Rechercher la cohérence et la complémentarité des initiatives avec les actions préexistantes de la faculté de médecine , des autres facultés et de “Louvain-Développement”, ainsi qu’avec les autres intervenants sur les mêmes terrains.

a.Politique

(1)Proposer au bureau de faculté les orientations en matière de coopération au développement qu’il s’agisse d’accueillir des étudiants, des stagiaires, des doctorants ou des enseignants ou d’organiser des missions d’aide à la formation.

(2)Promouvoir la visibilité et la reconnaissance dans les carrières individuelles des actions rentrant dans le cadre des options de la faculté et des cliniques universitaires. Sensibiliser la communauté facultaire aux problèmes posés par la coopération au développement et mobiliser un nombre suffisant de jeunes collègues pour soutenir les initiatives prises et à prendre par la Faculté et les Cliniques universitaires en la matière.

(3)Examiner avec le Doyen les demandes de coopération internationale.

(4) Sensibiliser la communauté facultaire aux problèmes posés par la coopération au développement et mobiliser un nombre suffisant de jeunes collègues pour soutenir les initiatives prises et à prendre par la Faculté et les Cliniques universitaires en la matière.

b.Opérationnel

(1)Dresser un inventaire des diverses actions de collaboration au sein de la Faculté , des Cliniques universitaires et du Réseau hospitalier universitaire (CRHU).

(2) Assurer les relations de la Faculté avec « Louvain-Développement » qui a regroupé les diverses organisations non-gouvernementales de coopération au développement, fondées ou animées par des membres de notre Faculté et favoriser les synergies entre Louvain-Développement et la Faculté.

(3) Assurer un service à la communauté facultaire en matière de coopération au développement et, par exemple, guider les promoteurs vers les services et organisations utiles à leurs projets, y compris la coopération universitaire au développement (CUD), la la communauté française Wallonie-Bruxelles (CGRI) et le secrétariat universitaire à la coopération internationale (SCO).

(4)Coordonner et rendre opérationnels les programmes de coopération mis en place au niveau de la CE (Erasmus, Socrates, Tempus etc…) et en particulier, identifier les répondants facultaires impliqués ou à solliciter.

(5) Examiner les divers projets qui ont un impact direct sur le fonctionnement de la Faculté.

(6) Aider le Doyen lors de l’accueil de personnalités étrangères et pour la représentation de la Faculté dans des associations internationales.

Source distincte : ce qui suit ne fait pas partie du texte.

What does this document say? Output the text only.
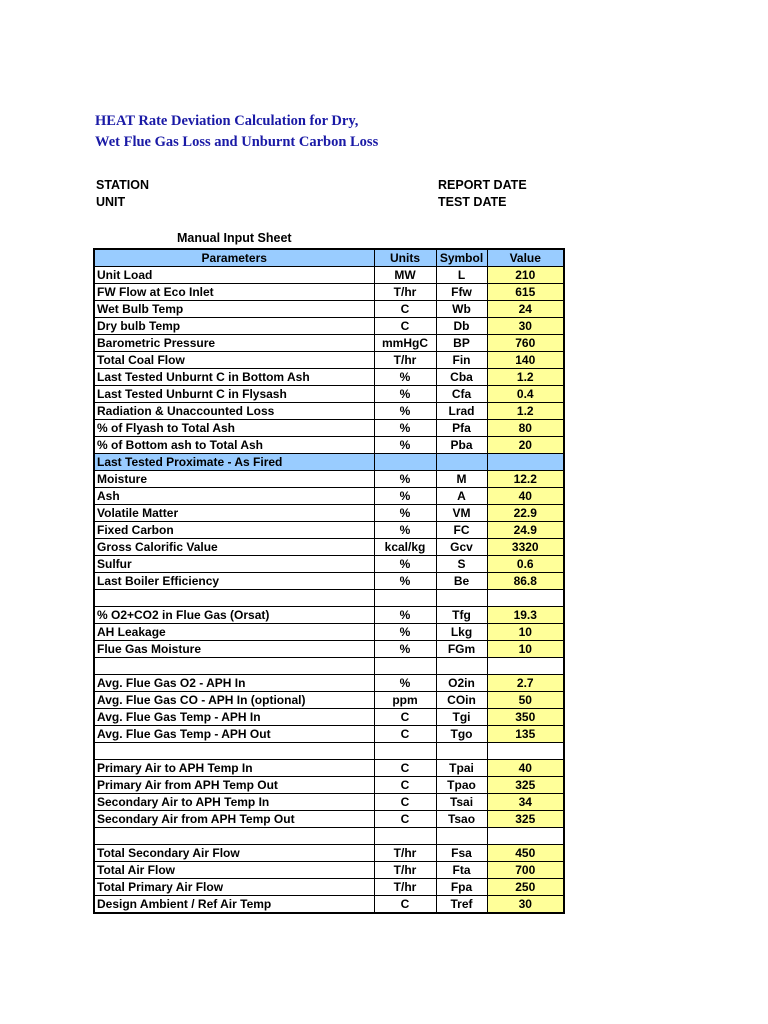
HEAT Rate Deviation Calculation for Dry,
Wet Flue Gas Loss and Unburnt Carbon Loss
STATION
UNIT
REPORT DATE
TEST DATE
Manual Input Sheet
Parameters	Units	Symbol	Value
Unit Load	MW	L	210
FW Flow at Eco Inlet	T/hr	Ffw	615
Wet Bulb Temp	C	Wb	24
Dry bulb Temp	C	Db	30
Barometric Pressure	mmHgC	BP	760
Total Coal Flow	T/hr	Fin	140
Last Tested Unburnt C in Bottom Ash	%	Cba	1.2
Last Tested Unburnt C in Flysash	%	Cfa	0.4
Radiation & Unaccounted Loss	%	Lrad	1.2
% of Flyash to Total Ash	%	Pfa	80
% of Bottom ash to Total Ash	%	Pba	20
Last Tested Proximate - As Fired			
Moisture	%	M	12.2
Ash	%	A	40
Volatile Matter	%	VM	22.9
Fixed Carbon	%	FC	24.9
Gross Calorific Value	kcal/kg	Gcv	3320
Sulfur	%	S	0.6
Last Boiler Efficiency	%	Be	86.8

% O2+CO2 in Flue Gas (Orsat)	%	Tfg	19.3
AH Leakage	%	Lkg	10
Flue Gas Moisture	%	FGm	10

Avg. Flue Gas O2 - APH In	%	O2in	2.7
Avg. Flue Gas CO - APH In (optional)	ppm	COin	50
Avg. Flue Gas Temp - APH In	C	Tgi	350
Avg. Flue Gas Temp - APH Out	C	Tgo	135

Primary Air to APH Temp In	C	Tpai	40
Primary Air from APH Temp Out	C	Tpao	325
Secondary Air to APH Temp In	C	Tsai	34
Secondary Air from APH Temp Out	C	Tsao	325

Total Secondary Air Flow	T/hr	Fsa	450
Total Air Flow	T/hr	Fta	700
Total Primary Air Flow	T/hr	Fpa	250
Design Ambient / Ref Air Temp	C	Tref	30
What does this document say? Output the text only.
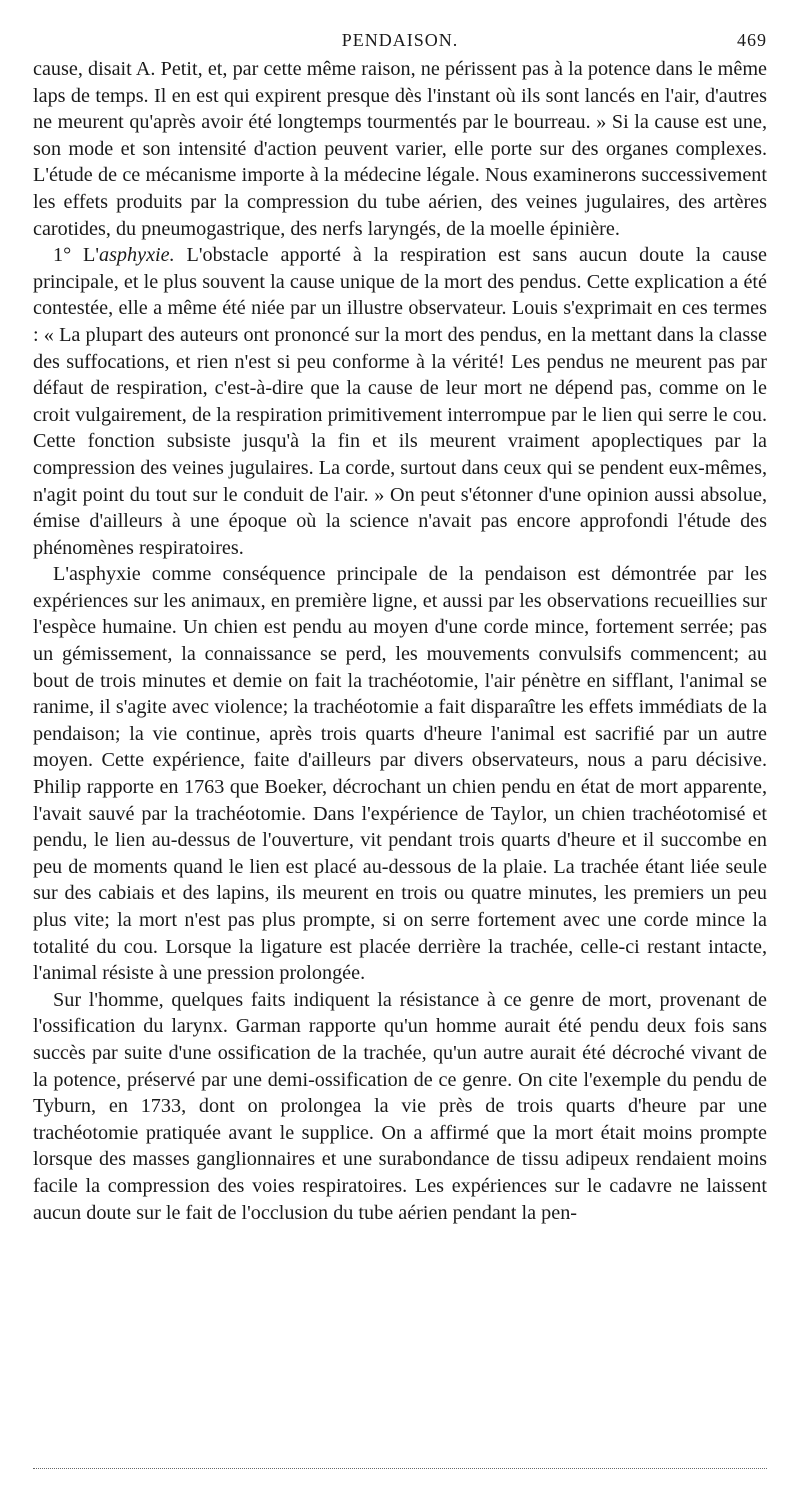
PENDAISON.	469

cause, disait A. Petit, et, par cette même raison, ne périssent pas à la potence dans le même laps de temps. Il en est qui expirent presque dès l'instant où ils sont lancés en l'air, d'autres ne meurent qu'après avoir été longtemps tourmentés par le bourreau. » Si la cause est une, son mode et son intensité d'action peuvent varier, elle porte sur des organes complexes. L'étude de ce mécanisme importe à la médecine légale. Nous examinerons successivement les effets produits par la compression du tube aérien, des veines jugulaires, des artères carotides, du pneumogastrique, des nerfs laryngés, de la moelle épinière.

1° L'asphyxie. L'obstacle apporté à la respiration est sans aucun doute la cause principale, et le plus souvent la cause unique de la mort des pendus. Cette explication a été contestée, elle a même été niée par un illustre observateur. Louis s'exprimait en ces termes : « La plupart des auteurs ont prononcé sur la mort des pendus, en la mettant dans la classe des suffocations, et rien n'est si peu conforme à la vérité! Les pendus ne meurent pas par défaut de respiration, c'est-à-dire que la cause de leur mort ne dépend pas, comme on le croit vulgairement, de la respiration primitivement interrompue par le lien qui serre le cou. Cette fonction subsiste jusqu'à la fin et ils meurent vraiment apoplectiques par la compression des veines jugulaires. La corde, surtout dans ceux qui se pendent eux-mêmes, n'agit point du tout sur le conduit de l'air. » On peut s'étonner d'une opinion aussi absolue, émise d'ailleurs à une époque où la science n'avait pas encore approfondi l'étude des phénomènes respiratoires.

L'asphyxie comme conséquence principale de la pendaison est démontrée par les expériences sur les animaux, en première ligne, et aussi par les observations recueillies sur l'espèce humaine. Un chien est pendu au moyen d'une corde mince, fortement serrée; pas un gémissement, la connaissance se perd, les mouvements convulsifs commencent; au bout de trois minutes et demie on fait la trachéotomie, l'air pénètre en sifflant, l'animal se ranime, il s'agite avec violence; la trachéotomie a fait disparaître les effets immédiats de la pendaison; la vie continue, après trois quarts d'heure l'animal est sacrifié par un autre moyen. Cette expérience, faite d'ailleurs par divers observateurs, nous a paru décisive. Philip rapporte en 1763 que Boeker, décrochant un chien pendu en état de mort apparente, l'avait sauvé par la trachéotomie. Dans l'expérience de Taylor, un chien trachéotomisé et pendu, le lien au-dessus de l'ouverture, vit pendant trois quarts d'heure et il succombe en peu de moments quand le lien est placé au-dessous de la plaie. La trachée étant liée seule sur des cabiais et des lapins, ils meurent en trois ou quatre minutes, les premiers un peu plus vite; la mort n'est pas plus prompte, si on serre fortement avec une corde mince la totalité du cou. Lorsque la ligature est placée derrière la trachée, celle-ci restant intacte, l'animal résiste à une pression prolongée.

Sur l'homme, quelques faits indiquent la résistance à ce genre de mort, provenant de l'ossification du larynx. Garman rapporte qu'un homme aurait été pendu deux fois sans succès par suite d'une ossification de la trachée, qu'un autre aurait été décroché vivant de la potence, préservé par une demi-ossification de ce genre. On cite l'exemple du pendu de Tyburn, en 1733, dont on prolongea la vie près de trois quarts d'heure par une trachéotomie pratiquée avant le supplice. On a affirmé que la mort était moins prompte lorsque des masses ganglionnaires et une surabondance de tissu adipeux rendaient moins facile la compression des voies respiratoires. Les expériences sur le cadavre ne laissent aucun doute sur le fait de l'occlusion du tube aérien pendant la pen-
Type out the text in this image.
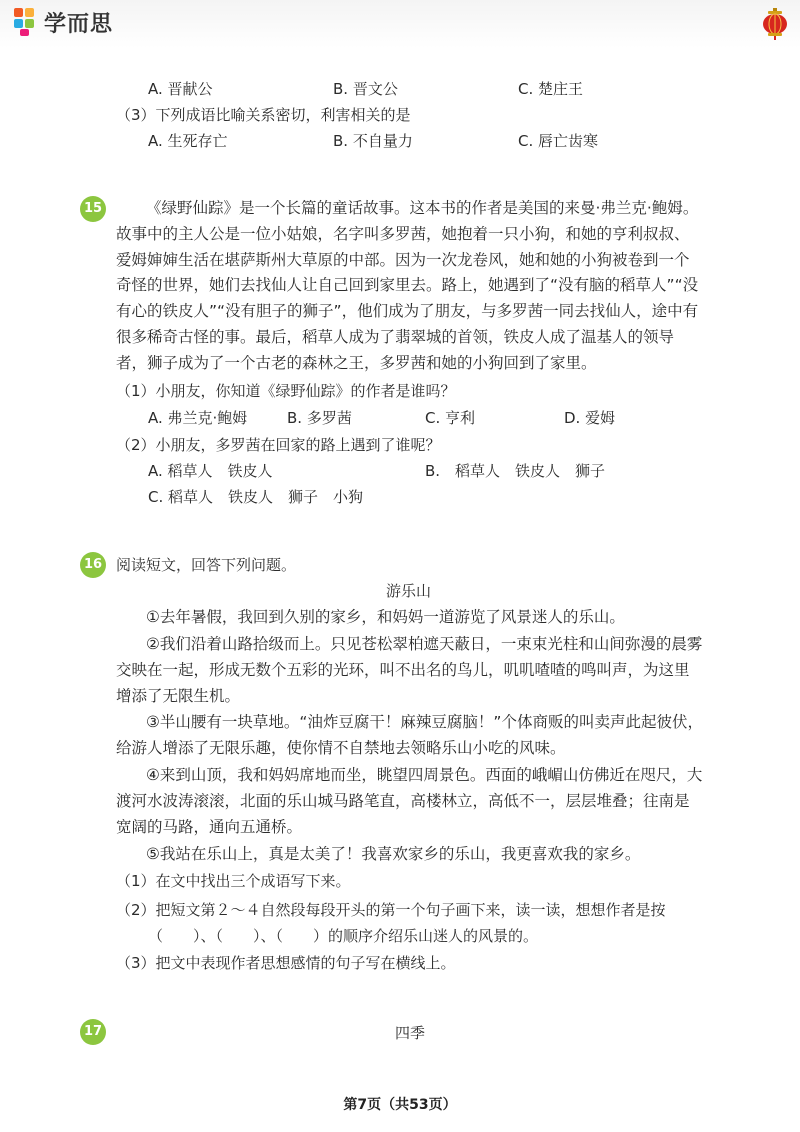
学而思
A. 晋献公	B. 晋文公	C. 楚庄王
（3）下列成语比喻关系密切，利害相关的是
A. 生死存亡	B. 不自量力	C. 唇亡齿寒
15	《绿野仙踪》是一个长篇的童话故事。这本书的作者是美国的来曼·弗兰克·鲍姆。故事中的主人公是一位小姑娘，名字叫多罗茜，她抱着一只小狗，和她的亨利叔叔、爱姆婶婶生活在堪萨斯州大草原的中部。因为一次龙卷风，她和她的小狗被卷到一个奇怪的世界，她们去找仙人让自己回到家里去。路上，她遇到了“没有脑的稻草人”“没有心的铁皮人”“没有胆子的狮子”，他们成为了朋友，与多罗茜一同去找仙人，途中有很多稀奇古怪的事。最后，稻草人成为了翡翠城的首领，铁皮人成了温基人的领导者，狮子成为了一个古老的森林之王，多罗茜和她的小狗回到了家里。
（1）小朋友，你知道《绿野仙踪》的作者是谁吗？
A. 弗兰克·鲍姆	B. 多罗茜	C. 亨利	D. 爱姆
（2）小朋友，多罗茜在回家的路上遇到了谁呢？
A. 稻草人　铁皮人	B.　稻草人　铁皮人　狮子
C. 稻草人　铁皮人　狮子　小狗
16 阅读短文，回答下列问题。
游乐山
①去年暑假，我回到久别的家乡，和妈妈一道游览了风景迷人的乐山。
②我们沿着山路拾级而上。只见苍松翠柏遮天蔽日，一束束光柱和山间弥漫的晨雾交映在一起，形成无数个五彩的光环，叫不出名的鸟儿，叽叽喳喳的鸣叫声，为这里增添了无限生机。
③半山腰有一块草地。“油炸豆腐干！麻辣豆腐脑！”个体商贩的叫卖声此起彼伏，给游人增添了无限乐趣，使你情不自禁地去领略乐山小吃的风味。
④来到山顶，我和妈妈席地而坐，眺望四周景色。西面的峨嵋山仿佛近在咫尺，大渡河水波涛滚滚，北面的乐山城马路笔直，高楼林立，高低不一，层层堆叠；往南是宽阔的马路，通向五通桥。
⑤我站在乐山上，真是太美了！我喜欢家乡的乐山，我更喜欢我的家乡。
（1）在文中找出三个成语写下来。
（2）把短文第２～４自然段每段开头的第一个句子画下来，读一读，想想作者是按
（　　）、（　　）、（　　）的顺序介绍乐山迷人的风景的。
（3）把文中表现作者思想感情的句子写在横线上。
17	四季
第7页（共53页）
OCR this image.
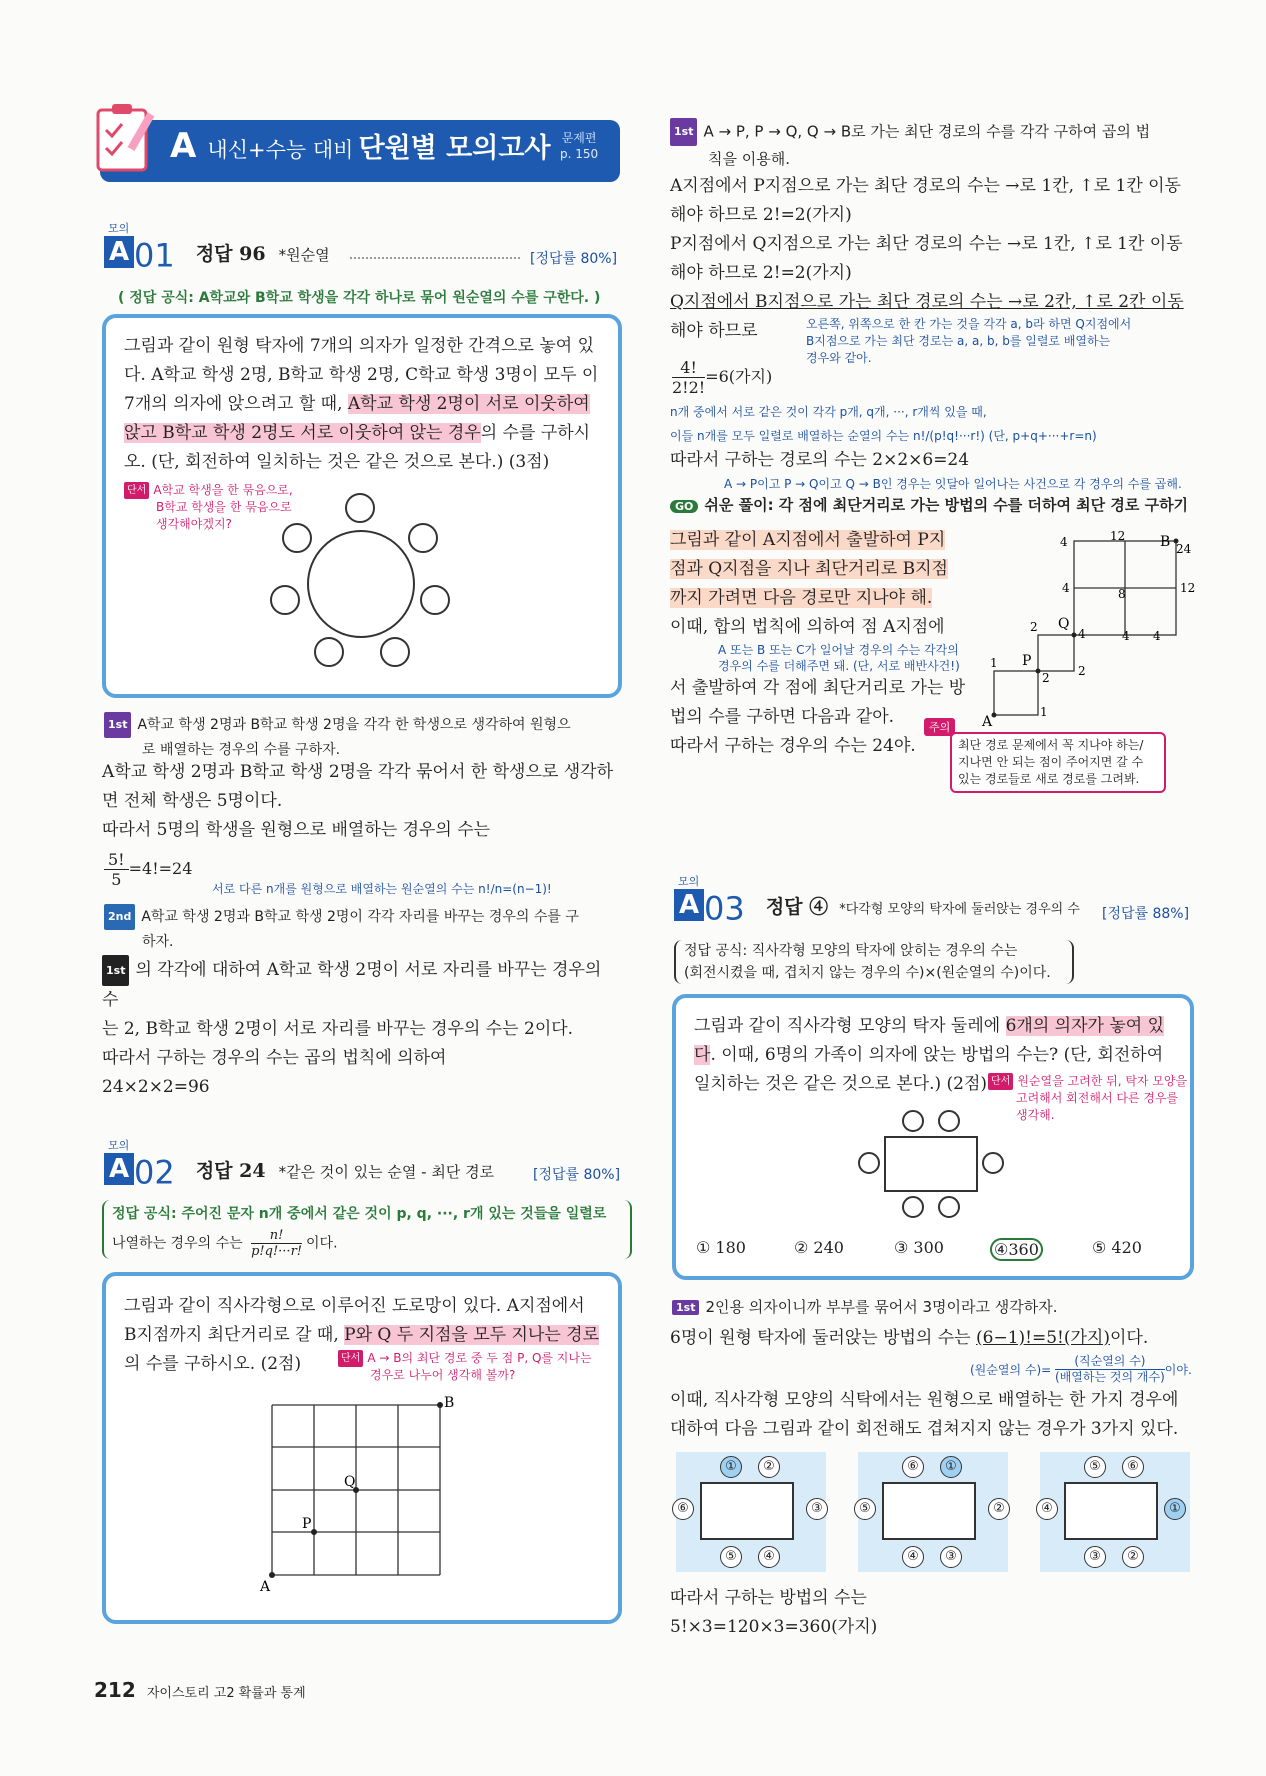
A 내신+수능 대비 단원별 모의고사 문제편
p. 150
모의
A 01 정답 96 *원순열	[정답률 80%]
( 정답 공식: A학교와 B학교 학생을 각각 하나로 묶어 원순열의 수를 구한다. )
그림과 같이 원형 탁자에 7개의 의자가 일정한 간격으로 놓여 있
다. A학교 학생 2명, B학교 학생 2명, C학교 학생 3명이 모두 이
7개의 의자에 앉으려고 할 때, A학교 학생 2명이 서로 이웃하여
앉고 B학교 학생 2명도 서로 이웃하여 앉는 경우의 수를 구하시
오. (단, 회전하여 일치하는 것은 같은 것으로 본다.) (3점)
단서 A학교 학생을 한 묶음으로,
B학교 학생을 한 묶음으로
생각해야겠지?
1st A학교 학생 2명과 B학교 학생 2명을 각각 한 학생으로 생각하여 원형으
로 배열하는 경우의 수를 구하자.
A학교 학생 2명과 B학교 학생 2명을 각각 묶어서 한 학생으로 생각하
면 전체 학생은 5명이다.
따라서 5명의 학생을 원형으로 배열하는 경우의 수는
$\frac{5!}{5} =4!=24$
서로 다른 n개를 원형으로 배열하는 원순열의 수는 n!/n=(n−1)!
2nd A학교 학생 2명과 B학교 학생 2명이 각각 자리를 바꾸는 경우의 수를 구
하자.
1st 의 각각에 대하여 A학교 학생 2명이 서로 자리를 바꾸는 경우의 수
는 2, B학교 학생 2명이 서로 자리를 바꾸는 경우의 수는 2이다.
따라서 구하는 경우의 수는 곱의 법칙에 의하여
24×2×2=96
모의
A 02 정답 24 *같은 것이 있는 순열 - 최단 경로	[정답률 80%]
정답 공식: 주어진 문자 n개 중에서 같은 것이 p, q, ···, r개 있는 것들을 일렬로
나열하는 경우의 수는 $\frac{n!}{p!q!\cdot\cdot\cdot r!}$ 이다.
그림과 같이 직사각형으로 이루어진 도로망이 있다. A지점에서
B지점까지 최단거리로 갈 때, P와 Q 두 지점을 모두 지나는 경로
의 수를 구하시오. (2점)	단서 A → B의 최단 경로 중 두 점 P, Q를 지나는
경우로 나누어 생각해 볼까?
A
B
P
Q
1st A → P, P → Q, Q → B로 가는 최단 경로의 수를 각각 구하여 곱의 법
칙을 이용해.
A지점에서 P지점으로 가는 최단 경로의 수는 →로 1칸, ↑로 1칸 이동
해야 하므로 2!=2(가지)
P지점에서 Q지점으로 가는 최단 경로의 수는 →로 1칸, ↑로 1칸 이동
해야 하므로 2!=2(가지)
Q지점에서 B지점으로 가는 최단 경로의 수는 →로 2칸, ↑로 2칸 이동
해야 하므로	오른쪽, 위쪽으로 한 칸 가는 것을 각각 a, b라 하면 Q지점에서
B지점으로 가는 최단 경로는 a, a, b, b를 일렬로 배열하는
경우와 같아.
$\frac{4!}{2!2!} =6$(가지)
n개 중에서 서로 같은 것이 각각 p개, q개, ···, r개씩 있을 때,
이들 n개를 모두 일렬로 배열하는 순열의 수는 n!/(p!q!···r!) (단, p+q+···+r=n)
따라서 구하는 경로의 수는 2×2×6=24
A → P이고 P → Q이고 Q → B인 경우는 잇달아 일어나는 사건으로 각 경우의 수를 곱해.
GO 쉬운 풀이: 각 점에 최단거리로 가는 방법의 수를 더하여 최단 경로 구하기
그림과 같이 A지점에서 출발하여 P지
점과 Q지점을 지나 최단거리로 B지점
까지 가려면 다음 경로만 지나야 해.
이때, 합의 법칙에 의하여 점 A지점에
A 또는 B 또는 C가 일어날 경우의 수는 각각의
경우의 수를 더해주면 돼. (단, 서로 배반사건!)
서 출발하여 각 점에 최단거리로 가는 방
법의 수를 구하면 다음과 같아.
따라서 구하는 경우의 수는 24야.
4	12
24
4	8	12
2	4	4 4
1
2
2
1
B
Q
P
A
주의
최단 경로 문제에서 꼭 지나야 하는/
지나면 안 되는 점이 주어지면 갈 수
있는 경로들로 새로 경로를 그려봐.
모의
A 03 정답 ④ *다각형 모양의 탁자에 둘러앉는 경우의 수 [정답률 88%]
정답 공식: 직사각형 모양의 탁자에 앉히는 경우의 수는
(회전시켰을 때, 겹치지 않는 경우의 수)×(원순열의 수)이다.
그림과 같이 직사각형 모양의 탁자 둘레에 6개의 의자가 놓여 있
다. 이때, 6명의 가족이 의자에 앉는 방법의 수는? (단, 회전하여
일치하는 것은 같은 것으로 본다.) (2점) 단서 원순열을 고려한 뒤, 탁자 모양을
고려해서 회전해서 다른 경우를
생각해.
① 180	② 240	③ 300	④360	⑤ 420
1st 2인용 의자이니까 부부를 묶어서 3명이라고 생각하자.
6명이 원형 탁자에 둘러앉는 방법의 수는 (6−1)!=5!(가지)이다.
(원순열의 수)=
(직순열의 수)
(배열하는 것의 개수) 이야.
이때, 직사각형 모양의 식탁에서는 원형으로 배열하는 한 가지 경우에
대하여 다음 그림과 같이 회전해도 겹쳐지지 않는 경우가 3가지 있다.
①	②
③
④
⑤
⑥
⑥	①
②
③
④
⑤
⑤	⑥
①
②
③
④
따라서 구하는 방법의 수는
5!×3=120×3=360(가지)
212 자이스토리 고2 확률과 통계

(7) Mettre en oeuvre les décisions relatives à l’accueil des étudiants étrangers et participer à l’élaboration de toute proposition pertinente en la matière.

(8) Evaluer l’effet des actions de coopération sur le fonctionnement et le rayonnement de la Faculté (coûts au sens large; retombées pour les bénéficiaires, pour la Faculté et les Cliniques).

La composition de la Commission.

La Commission réunit une fois par an une assemblée générale de tous les responsables et participants aux action de coopération internationale sous forme d’un forum facultaire de la coopération au développement (cela concerne tant les responsables de projets que tous les académiques, scientifiques, cliniciens, chercheurs, administratifs et étudiants concernés).

La Commission est composée de représentants des diverses composantes de la Faculté, engagés ou prêts à s’engager dans des activités de coopération au développement. La commission désigne un bureau exécutif .La commission peut entendre toute personne qui le demanderait.

Les moyens de la Commission

La commission n’a en principe pas de moyens propres si ce n’est un minimum nécessaire à l’organisation de ses activités (allocation au départ du patrimoine facultaire). Elle doit en fonction de sa nature, renvoyer vers les structures qui disposent de moyens de financements au niveau universitaire (Louvain-Développement, Secrétariat à la coopération internationale, SCO), Communautaire (CGRI), national (CUD) et Européen (Erasmus, Socrates, Leonardo, Tempus).